Former President Donald Trump reiterated at a North Carolina rally Saturday his controversial vow to protect women "whether they like it or not" — and can't figure out why his paternalistic attitude is controversial.

"Tell me why it's a rough statement," a confused Trump said he asked his aides after he first insisted that he would protect women even over their objections.

"It's a little self-serving. They'll say, who do you think you are?" Trump said his aides told him. "I said, 'Yeah, I'm president, I want to protect the women of our country."

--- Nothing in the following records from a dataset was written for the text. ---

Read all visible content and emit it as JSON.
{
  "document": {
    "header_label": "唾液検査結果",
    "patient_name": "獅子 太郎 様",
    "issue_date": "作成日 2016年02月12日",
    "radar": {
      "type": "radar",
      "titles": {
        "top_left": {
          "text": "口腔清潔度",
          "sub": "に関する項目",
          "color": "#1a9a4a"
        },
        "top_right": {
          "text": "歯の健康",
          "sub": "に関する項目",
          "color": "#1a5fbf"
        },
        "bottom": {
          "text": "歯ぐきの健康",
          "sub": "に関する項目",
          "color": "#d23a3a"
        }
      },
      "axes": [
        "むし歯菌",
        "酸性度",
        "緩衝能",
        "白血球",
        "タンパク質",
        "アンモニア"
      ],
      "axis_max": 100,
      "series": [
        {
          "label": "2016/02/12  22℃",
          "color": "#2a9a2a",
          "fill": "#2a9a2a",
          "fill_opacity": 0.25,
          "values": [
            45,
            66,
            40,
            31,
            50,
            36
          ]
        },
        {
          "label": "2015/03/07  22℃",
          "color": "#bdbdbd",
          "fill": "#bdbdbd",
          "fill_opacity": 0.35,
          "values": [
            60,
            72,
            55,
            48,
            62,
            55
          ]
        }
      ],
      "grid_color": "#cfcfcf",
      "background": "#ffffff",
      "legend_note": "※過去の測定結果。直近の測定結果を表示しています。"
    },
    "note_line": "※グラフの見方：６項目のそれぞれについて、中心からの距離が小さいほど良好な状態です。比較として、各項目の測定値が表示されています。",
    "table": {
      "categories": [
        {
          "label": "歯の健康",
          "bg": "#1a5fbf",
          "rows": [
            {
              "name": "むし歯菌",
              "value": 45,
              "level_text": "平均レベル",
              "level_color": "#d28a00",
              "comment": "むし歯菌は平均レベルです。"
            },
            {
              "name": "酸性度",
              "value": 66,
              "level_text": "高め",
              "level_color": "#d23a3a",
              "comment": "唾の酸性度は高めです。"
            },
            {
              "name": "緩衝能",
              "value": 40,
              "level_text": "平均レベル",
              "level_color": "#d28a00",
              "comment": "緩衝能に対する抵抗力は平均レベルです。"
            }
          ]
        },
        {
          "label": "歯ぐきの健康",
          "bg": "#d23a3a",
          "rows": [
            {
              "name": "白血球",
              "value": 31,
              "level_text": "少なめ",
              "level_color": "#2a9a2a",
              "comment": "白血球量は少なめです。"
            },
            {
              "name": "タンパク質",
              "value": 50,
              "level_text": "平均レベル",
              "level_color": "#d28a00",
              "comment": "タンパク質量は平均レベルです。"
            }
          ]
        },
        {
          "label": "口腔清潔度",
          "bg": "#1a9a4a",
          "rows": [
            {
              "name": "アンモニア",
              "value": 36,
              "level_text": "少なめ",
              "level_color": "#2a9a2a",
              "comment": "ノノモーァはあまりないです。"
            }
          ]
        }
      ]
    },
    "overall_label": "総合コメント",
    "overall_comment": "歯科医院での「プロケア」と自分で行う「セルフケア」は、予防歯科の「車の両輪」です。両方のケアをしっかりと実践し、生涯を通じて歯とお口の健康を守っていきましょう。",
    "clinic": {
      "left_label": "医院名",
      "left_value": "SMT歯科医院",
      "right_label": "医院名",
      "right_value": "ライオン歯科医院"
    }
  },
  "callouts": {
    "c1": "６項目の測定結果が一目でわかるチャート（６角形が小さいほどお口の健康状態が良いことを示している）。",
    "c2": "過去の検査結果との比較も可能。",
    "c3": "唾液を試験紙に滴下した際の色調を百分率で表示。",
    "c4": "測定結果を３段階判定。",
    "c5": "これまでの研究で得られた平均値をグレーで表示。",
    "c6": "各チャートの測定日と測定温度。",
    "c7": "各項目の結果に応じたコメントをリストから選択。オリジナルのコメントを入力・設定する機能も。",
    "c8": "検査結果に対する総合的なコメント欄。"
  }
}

In rambling comments Saturday, Trump reiterated: "I believe that women have to be protected. Men have to be, children. Everybody. But women have to be protected where they're at home in suburbia," which he apparently believes is being overrun by immigrants and criminals.

"When you're home in your house alone and you have this monster that got out of prison and he's got, you know, six charges of murdering six different people, I think you'd rather have Trump," he added.

The man who a jury said sexually abused writer E. Jean Carroll in a Manhattan department store insisted: "I will protect our women, and I'm going to protect our women ... I got into so much trouble. You saw that. I said, 'We will protect because I keep hearing I think the women love me.' ... If they don't have me, they got millions of people pouring through and coming up to the suburbs. They say the suburban women, well, the suburbs are under attack right now."

Trump has presented himself as a protector of women even as women in the nation are dying when abortion restrictions pushed by him are keeping doctors from saving the lives of women having miscarriages — and forcing them to have babies they don't want. At a recent rally he crowed that a female protester ejected from one of his rallies would "get the hell knocked out of her" at home.

Opponent Kamala Harris has used Trump's statements to show he's out to reduce women's free "agency," and called them "offensive to everybody."